This is a wonderful picture of Santa Claus, but it has nothing to do with the present article. We cannot show you the relevant photos even though they may be of critical importance to public safety.

Once again police and official news media have failed to inform the public about a deadly roadway failure that likely led to the death of two, and possibly three, road users in a collision that occurred on Highway 401 in Mississauga, Ontario yesterday.

Not surprisingly little information was publicly divulged. A few photos of the collision site were displayed on websites of official news agencies but no photos were provided by the investigating police. This means that photos of the site cannot be published by Gorski Consulting as they are deemed copyrighted. Yet they are essential to the public’s knowledge of a deadly circumstance.

Police provided a confusing description of what happened. Even a later clarification was also confusing. But generally the collision reportedly unfolded when two westbound vehicles, a Lexus SUV and a Ford Pick-up truck collided in the westbound lanes of Highway 401 near Winston Churchill Blvd yesterday morning, November 21, 2020. This impact led  to the Ford Pick-up truck crashing through the concrete median barrier and colliding with an eastbound Dodge minivan.
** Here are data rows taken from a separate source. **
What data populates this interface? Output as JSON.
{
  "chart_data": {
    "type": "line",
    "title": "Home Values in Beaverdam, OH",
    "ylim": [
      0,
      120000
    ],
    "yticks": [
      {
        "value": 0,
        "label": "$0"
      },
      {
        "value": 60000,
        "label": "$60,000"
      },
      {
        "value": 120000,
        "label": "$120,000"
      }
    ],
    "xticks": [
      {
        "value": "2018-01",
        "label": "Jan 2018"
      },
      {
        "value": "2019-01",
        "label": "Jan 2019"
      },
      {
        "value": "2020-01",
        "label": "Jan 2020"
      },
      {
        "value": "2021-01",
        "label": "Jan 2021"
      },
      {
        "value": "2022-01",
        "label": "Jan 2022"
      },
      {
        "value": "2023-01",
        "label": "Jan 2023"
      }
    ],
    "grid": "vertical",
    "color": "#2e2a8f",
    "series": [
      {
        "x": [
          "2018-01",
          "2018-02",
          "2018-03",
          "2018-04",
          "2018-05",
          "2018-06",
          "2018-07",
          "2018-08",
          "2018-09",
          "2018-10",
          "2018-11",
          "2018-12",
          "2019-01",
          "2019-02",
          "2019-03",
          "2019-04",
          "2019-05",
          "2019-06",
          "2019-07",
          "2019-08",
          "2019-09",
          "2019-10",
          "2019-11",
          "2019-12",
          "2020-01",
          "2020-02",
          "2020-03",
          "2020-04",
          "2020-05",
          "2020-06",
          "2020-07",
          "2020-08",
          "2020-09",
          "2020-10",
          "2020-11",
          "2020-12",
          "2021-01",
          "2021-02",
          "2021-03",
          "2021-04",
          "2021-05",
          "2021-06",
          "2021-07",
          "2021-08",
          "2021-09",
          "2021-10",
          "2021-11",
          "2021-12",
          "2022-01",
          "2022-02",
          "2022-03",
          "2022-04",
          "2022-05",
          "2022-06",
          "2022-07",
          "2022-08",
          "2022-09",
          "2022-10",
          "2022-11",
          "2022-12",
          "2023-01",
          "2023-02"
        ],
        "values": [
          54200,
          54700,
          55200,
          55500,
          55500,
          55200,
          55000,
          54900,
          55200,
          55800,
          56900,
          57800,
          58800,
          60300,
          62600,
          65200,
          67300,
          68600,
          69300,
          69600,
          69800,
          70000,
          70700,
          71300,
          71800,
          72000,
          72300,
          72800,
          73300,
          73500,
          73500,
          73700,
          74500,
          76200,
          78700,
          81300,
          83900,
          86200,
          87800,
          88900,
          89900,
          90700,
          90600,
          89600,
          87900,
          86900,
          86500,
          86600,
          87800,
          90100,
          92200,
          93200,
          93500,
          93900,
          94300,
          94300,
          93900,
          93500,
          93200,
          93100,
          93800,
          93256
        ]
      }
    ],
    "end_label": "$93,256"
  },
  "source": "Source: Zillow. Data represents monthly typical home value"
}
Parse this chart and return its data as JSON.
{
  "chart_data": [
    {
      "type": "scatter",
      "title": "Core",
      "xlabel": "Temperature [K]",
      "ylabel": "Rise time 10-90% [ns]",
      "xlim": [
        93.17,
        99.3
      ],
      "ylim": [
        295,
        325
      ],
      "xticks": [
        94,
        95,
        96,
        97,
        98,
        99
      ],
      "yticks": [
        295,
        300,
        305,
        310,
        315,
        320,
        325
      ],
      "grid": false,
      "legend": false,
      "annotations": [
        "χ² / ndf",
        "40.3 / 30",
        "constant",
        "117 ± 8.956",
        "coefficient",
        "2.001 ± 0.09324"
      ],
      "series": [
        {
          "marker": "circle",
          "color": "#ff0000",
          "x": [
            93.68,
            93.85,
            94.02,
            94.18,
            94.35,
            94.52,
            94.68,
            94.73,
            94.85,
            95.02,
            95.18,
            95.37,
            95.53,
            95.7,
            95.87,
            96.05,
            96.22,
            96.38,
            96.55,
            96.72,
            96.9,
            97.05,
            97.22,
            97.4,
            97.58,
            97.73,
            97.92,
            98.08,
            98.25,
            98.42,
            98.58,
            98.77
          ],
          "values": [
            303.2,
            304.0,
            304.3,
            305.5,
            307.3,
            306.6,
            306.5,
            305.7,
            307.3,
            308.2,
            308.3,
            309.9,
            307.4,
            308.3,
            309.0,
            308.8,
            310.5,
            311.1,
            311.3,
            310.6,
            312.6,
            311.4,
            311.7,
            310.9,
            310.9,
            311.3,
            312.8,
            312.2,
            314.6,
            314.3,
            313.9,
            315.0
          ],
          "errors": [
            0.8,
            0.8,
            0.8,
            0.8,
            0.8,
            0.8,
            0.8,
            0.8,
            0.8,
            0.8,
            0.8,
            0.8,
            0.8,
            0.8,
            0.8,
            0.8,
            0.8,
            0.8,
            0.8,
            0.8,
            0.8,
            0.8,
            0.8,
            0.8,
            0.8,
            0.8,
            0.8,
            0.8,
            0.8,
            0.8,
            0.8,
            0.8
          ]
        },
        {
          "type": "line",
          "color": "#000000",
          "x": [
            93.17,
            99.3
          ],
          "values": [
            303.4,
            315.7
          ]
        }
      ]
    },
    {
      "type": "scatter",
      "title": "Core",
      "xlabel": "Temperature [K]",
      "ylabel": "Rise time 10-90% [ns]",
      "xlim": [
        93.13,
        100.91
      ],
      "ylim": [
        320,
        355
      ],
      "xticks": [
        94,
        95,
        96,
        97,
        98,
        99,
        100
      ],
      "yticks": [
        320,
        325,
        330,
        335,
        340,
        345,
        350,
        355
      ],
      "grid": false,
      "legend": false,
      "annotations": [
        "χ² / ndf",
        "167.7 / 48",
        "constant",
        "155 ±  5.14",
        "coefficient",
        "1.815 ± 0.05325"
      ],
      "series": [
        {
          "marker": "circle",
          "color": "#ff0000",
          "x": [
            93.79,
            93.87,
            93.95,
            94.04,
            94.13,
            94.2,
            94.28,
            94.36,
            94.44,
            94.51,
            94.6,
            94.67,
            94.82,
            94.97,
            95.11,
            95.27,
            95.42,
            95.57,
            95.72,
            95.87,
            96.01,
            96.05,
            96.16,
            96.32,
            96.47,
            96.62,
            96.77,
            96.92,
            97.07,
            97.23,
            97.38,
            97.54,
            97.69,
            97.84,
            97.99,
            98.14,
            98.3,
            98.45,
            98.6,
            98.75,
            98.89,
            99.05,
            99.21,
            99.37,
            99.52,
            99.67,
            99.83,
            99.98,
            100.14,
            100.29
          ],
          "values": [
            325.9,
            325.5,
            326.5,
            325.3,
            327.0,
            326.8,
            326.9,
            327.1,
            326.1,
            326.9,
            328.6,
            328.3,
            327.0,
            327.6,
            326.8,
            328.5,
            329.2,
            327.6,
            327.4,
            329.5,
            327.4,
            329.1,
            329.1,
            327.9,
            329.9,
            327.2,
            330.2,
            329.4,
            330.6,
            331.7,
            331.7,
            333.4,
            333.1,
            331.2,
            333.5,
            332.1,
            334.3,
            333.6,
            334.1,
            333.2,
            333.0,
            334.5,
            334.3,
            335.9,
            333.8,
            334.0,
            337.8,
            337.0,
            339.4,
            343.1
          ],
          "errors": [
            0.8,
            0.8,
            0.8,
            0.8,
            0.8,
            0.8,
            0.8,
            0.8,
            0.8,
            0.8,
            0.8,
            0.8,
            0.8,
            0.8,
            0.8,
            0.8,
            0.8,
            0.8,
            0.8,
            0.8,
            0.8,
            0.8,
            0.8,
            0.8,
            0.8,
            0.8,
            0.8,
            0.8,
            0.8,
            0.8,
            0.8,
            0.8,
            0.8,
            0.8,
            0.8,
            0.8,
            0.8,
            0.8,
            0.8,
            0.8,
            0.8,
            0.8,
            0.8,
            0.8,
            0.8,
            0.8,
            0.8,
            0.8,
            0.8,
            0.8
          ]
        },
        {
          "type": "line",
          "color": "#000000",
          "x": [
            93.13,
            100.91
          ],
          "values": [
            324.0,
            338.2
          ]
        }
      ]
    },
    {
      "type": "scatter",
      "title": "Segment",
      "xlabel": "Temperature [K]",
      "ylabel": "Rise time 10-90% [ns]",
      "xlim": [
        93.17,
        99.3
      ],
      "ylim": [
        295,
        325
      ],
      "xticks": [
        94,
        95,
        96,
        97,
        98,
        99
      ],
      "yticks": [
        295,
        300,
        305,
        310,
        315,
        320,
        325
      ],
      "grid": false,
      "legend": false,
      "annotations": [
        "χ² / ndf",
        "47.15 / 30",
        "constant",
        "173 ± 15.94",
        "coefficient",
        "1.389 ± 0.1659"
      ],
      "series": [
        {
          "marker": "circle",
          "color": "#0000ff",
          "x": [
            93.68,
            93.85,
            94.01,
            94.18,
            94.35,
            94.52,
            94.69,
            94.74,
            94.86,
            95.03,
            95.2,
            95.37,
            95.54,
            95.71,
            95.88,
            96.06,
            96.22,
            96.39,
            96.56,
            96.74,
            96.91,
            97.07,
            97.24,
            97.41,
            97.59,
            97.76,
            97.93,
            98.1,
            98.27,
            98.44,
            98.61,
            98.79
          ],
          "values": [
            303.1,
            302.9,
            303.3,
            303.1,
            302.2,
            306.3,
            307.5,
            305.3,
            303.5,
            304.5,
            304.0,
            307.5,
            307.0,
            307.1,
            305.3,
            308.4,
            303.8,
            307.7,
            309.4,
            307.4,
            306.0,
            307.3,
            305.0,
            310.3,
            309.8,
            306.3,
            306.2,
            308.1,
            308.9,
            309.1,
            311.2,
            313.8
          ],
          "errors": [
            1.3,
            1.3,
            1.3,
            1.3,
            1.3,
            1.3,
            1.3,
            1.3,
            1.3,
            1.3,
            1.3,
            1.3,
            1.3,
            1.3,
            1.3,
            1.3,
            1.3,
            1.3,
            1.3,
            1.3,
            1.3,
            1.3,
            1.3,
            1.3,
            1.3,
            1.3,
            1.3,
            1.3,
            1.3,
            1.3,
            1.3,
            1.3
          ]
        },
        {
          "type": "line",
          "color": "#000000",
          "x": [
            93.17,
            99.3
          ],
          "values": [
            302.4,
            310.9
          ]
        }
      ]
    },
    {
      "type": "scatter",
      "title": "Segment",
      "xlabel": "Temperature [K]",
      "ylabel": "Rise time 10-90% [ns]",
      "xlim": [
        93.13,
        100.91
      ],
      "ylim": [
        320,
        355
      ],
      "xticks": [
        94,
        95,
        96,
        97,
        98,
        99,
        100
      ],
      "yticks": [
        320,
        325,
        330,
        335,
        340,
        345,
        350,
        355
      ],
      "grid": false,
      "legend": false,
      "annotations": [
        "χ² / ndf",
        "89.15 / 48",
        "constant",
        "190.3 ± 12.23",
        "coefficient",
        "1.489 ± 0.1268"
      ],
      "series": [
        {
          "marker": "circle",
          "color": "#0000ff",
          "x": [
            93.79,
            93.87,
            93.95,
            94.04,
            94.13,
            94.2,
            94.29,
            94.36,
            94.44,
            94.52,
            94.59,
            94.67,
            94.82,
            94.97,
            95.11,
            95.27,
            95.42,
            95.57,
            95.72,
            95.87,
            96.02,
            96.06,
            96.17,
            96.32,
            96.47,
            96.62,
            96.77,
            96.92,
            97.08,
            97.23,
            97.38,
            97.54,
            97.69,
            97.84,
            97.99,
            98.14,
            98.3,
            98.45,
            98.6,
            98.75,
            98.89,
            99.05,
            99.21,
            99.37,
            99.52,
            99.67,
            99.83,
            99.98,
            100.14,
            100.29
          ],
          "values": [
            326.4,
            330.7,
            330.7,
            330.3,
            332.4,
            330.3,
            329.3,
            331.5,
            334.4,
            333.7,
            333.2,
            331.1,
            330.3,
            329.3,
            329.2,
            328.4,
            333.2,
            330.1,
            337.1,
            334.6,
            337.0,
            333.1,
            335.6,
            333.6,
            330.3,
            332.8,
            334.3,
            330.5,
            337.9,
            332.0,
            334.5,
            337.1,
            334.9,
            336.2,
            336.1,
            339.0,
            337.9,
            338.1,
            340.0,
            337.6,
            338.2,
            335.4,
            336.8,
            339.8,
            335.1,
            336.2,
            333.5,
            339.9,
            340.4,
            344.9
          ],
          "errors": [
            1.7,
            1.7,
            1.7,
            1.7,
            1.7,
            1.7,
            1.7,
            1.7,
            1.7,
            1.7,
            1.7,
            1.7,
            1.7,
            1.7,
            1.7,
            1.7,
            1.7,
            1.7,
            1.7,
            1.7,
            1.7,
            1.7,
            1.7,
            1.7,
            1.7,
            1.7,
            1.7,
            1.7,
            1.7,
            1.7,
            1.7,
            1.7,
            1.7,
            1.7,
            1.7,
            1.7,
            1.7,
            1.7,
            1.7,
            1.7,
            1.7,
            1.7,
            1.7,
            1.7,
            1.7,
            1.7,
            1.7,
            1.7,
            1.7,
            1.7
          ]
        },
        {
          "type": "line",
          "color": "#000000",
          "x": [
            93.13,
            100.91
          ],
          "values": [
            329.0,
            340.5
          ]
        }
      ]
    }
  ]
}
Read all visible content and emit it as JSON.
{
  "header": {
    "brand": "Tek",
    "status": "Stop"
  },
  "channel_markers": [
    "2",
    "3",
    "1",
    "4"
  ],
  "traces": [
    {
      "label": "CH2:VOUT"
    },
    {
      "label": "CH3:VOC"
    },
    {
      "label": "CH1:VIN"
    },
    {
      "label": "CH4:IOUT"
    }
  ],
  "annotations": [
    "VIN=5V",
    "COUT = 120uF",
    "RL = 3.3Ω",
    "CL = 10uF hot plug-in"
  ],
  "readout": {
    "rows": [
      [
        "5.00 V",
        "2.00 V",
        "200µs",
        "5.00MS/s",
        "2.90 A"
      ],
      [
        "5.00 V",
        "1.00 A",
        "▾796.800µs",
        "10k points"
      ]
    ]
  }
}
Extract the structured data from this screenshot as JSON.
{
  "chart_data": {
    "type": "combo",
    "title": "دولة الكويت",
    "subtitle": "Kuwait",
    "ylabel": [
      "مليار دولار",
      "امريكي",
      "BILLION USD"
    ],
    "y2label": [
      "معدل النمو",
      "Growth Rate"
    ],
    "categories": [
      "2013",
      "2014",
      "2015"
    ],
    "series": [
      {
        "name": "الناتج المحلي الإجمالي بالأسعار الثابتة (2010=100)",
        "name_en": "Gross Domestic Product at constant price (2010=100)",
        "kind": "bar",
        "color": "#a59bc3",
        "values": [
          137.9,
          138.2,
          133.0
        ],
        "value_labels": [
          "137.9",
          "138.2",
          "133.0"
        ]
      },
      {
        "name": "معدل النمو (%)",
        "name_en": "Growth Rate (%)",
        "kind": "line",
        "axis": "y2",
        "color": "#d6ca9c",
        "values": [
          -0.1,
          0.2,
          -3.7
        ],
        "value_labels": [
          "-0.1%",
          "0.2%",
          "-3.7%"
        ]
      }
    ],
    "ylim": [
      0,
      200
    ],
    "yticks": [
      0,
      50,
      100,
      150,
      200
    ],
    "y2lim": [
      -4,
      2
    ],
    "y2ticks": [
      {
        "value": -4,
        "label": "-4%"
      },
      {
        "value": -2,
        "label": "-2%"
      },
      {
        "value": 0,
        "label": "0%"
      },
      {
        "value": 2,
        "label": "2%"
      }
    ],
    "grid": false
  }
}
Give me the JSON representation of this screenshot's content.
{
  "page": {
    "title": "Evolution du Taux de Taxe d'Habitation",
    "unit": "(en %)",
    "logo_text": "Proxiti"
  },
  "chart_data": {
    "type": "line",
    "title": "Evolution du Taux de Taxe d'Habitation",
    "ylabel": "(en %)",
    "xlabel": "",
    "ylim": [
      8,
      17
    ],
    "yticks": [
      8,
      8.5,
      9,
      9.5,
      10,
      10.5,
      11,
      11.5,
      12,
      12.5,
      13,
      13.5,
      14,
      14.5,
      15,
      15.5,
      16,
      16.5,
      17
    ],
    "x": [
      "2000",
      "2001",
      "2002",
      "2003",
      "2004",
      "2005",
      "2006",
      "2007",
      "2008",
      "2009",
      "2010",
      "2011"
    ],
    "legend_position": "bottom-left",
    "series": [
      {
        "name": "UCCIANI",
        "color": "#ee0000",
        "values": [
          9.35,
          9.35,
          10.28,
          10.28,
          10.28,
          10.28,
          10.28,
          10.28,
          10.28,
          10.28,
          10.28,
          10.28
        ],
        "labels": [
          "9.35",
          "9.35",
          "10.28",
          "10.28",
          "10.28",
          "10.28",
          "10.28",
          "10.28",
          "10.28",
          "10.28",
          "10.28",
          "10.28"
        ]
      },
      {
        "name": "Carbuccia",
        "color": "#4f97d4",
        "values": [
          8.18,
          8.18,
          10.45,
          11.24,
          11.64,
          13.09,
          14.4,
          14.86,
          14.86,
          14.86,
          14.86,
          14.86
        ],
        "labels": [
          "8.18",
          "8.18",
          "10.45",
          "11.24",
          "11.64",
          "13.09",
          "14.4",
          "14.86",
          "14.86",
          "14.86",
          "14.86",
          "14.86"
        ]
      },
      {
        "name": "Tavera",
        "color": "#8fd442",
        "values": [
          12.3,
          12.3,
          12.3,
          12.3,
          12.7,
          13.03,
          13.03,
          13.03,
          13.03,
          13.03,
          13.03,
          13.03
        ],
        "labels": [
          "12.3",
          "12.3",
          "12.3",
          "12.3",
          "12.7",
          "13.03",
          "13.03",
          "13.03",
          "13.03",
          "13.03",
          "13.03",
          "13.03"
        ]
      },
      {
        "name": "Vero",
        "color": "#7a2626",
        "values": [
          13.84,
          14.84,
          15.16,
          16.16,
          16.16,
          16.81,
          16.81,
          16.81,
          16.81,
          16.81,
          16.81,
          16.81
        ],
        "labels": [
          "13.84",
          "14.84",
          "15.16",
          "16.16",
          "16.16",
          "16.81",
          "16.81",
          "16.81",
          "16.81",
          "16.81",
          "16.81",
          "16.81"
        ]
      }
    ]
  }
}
Although the police explanation is confusing, it appears that two persons in the Ford Pick-up truck sustained fatal injuries. A third occupant of the Ford Pick-up truck sustained critical injuries.

News media have failed to highlight the fact that the Ford Pick-up truck should not have successfully passed through the concrete median barrier. Similarly police have also said nothing about this failure. The few photos of the site show that portable concrete barriers (PCBs) were in place at the outer edges of the highway and therefore this was likely a construction zone – another important fact that was not clarified. It is always a concern that adjustments to normal travel in a construction zone can lead to collisions and it needs to be noted whether or not such adjustments could have influenced the initial impact between the Lexus and Ford. Regardless, the main issue is that once the initial impact occurred the median barrier should have contained the impacting vehicles within the westbound lanes. That is the purpose of constructing a concrete median barrier. The on-site photos show that a portion of the concrete median barrier was broken out and it seems highly likely that this is the point that was struck by the Ford Pick-up truck as it crashed through the barrier. Again, neither police or official news media have confirmed this. It is a deafening silence.

The testing of the performance of roadway structures has long been standardized through protocols that have been primarily developed in the U.S. As with almost all highway and vehicles matters, Canadian standards mimic those of the U.S. for important harmonization reasons. Thus it would be ridiculous, for example, to have the travel directions on highways changed just because drivers cross international borders. Or that road signs should be totally different in the two countries. Or that certain vehicle safety features should be vastly different. Harmonization is extremely important for all road users in North America.

Thus, with respect to barrier safety testing, Canada must follow certain protocols similar to those in the U.S. An older U.S. protocol named NCHRP 350 was recently replaced by another called MASH. Both of these deal with testing of concrete barriers by impacting them in controlled tests by vehicles of various sizes, weights and angles of approach. Regardless of which protocol is used, a typical pick-up truck should not be able to crash through a concrete median barrier. If such a situation occurred the barrier would not be allowed to be installed on a U.S. highway. But does the Province of Ontario follow the protocols established by the U.S. Departments of Transportation? Does the Province of Ontario follow any protocols at all? This has not been revealed. And it certainly has not be discussed in the reporting of the present crash which is directly related to the the Province’s safety responsibilities.

These discussions are matters of critical importance to the safety of all citizens of Ontario and throughout Canada. Government transportation departments should not have card blanche to do as they please without accountability to public scrutiny. And police and news media fail in their obligations to the public when they fail to inform the public of these critical matters.